- Avoiding inappropriate knee and hip replacements could save an estimated $12.7 billion, according to an opinion piece published this week in JAMA.
- Capping reimbursements for knee and hip replacements at the mean Medicare rate of $13,000 could produce annual savings of about $4.4 billion.
- Lack of patient education, variation in device prices and use of inpatient versus outpatient settings also help to fuel unnecessary costs around these procedures, the authors say.
An estimated 723,000 knee replacements and 505,000 hip replacements were performed in the U.S. in 2014, at a cost of more than $20 billion. That amounts to 226 knee and 204 hip replacements per 100,000 people, exceeding the rate of those procedures in other high-income countries. The incidence of these procedures is rising, too, with more younger adults opting for joint replacements, the article notes.
Meanwhile, one U.S. study of 205 knee replacements concluded more than a third were deemed possibly inappropriate — at a potential cost savings of $8.3 billion, the authors say.
Looking at what’s driving costs and procedures could help reduce overall healthcare costs. For example, reimbursements for knee and hip replacements range from $17,000 in some parts of the country to nearly $60,000 in others. Prices for the actual implants also vary by up to $4,000. A 2017 study found spending on knee and hip replacements was 2.1 and 1.7 times more at higher-cost hospitals versus lower-cost hospitals.
To rein in costs, the authors recommend limiting payment variation and educating patients about treatment alternatives and risks during the decision-making process. Increasing price transparency around the prostheses would enable hospitals to compare prices and reduce purchase prices.
Moving more procedures to outpatient settings could also lead to sizeable savings.

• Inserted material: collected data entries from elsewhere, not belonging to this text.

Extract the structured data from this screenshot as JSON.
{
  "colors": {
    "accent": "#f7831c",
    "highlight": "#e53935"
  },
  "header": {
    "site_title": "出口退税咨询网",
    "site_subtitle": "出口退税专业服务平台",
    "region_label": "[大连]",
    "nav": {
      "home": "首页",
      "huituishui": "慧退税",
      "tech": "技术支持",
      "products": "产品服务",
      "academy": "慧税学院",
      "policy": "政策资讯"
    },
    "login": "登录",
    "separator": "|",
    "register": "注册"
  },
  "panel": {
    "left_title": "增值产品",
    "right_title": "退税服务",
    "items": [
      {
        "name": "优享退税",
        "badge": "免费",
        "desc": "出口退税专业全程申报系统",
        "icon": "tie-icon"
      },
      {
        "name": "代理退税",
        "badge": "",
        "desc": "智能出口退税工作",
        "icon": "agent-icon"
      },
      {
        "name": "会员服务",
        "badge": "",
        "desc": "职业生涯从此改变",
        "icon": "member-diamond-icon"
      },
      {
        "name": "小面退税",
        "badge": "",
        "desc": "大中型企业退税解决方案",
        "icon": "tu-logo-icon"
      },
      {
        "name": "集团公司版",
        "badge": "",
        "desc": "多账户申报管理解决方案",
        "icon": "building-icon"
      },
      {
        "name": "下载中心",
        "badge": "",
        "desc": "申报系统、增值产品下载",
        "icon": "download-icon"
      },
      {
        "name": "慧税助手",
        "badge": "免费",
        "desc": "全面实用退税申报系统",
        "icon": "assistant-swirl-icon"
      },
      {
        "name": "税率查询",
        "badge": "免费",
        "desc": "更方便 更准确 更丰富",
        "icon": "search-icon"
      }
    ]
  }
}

The authors cite Ambulatory Surgery Center Association estimates that a fourth to half of knee and hip replacements could be done in outpatient settings. Shifting just a fourth to outpatient venues could save Medicare about $714 million annually.
CMS’ Comprehensive Care for Joint Replacement (CJR) bundled payment program is another vehicle for lowering costs. The model bundles payments for inpatient and 90-day post-discharge care for knee and hip surgery patients and rewards hospitals that surpass cost and quality benchmarks.
However, results have been mixed. A January 2017 study in JAMA Internal Medicine found CJR reduced spending by over $5,000 per episode. By contrast, a CMS report from the previous year showed split results — orthopedic surgery bundles saved over $860 per episode, but bundling for spinal surgery episodes increased costs.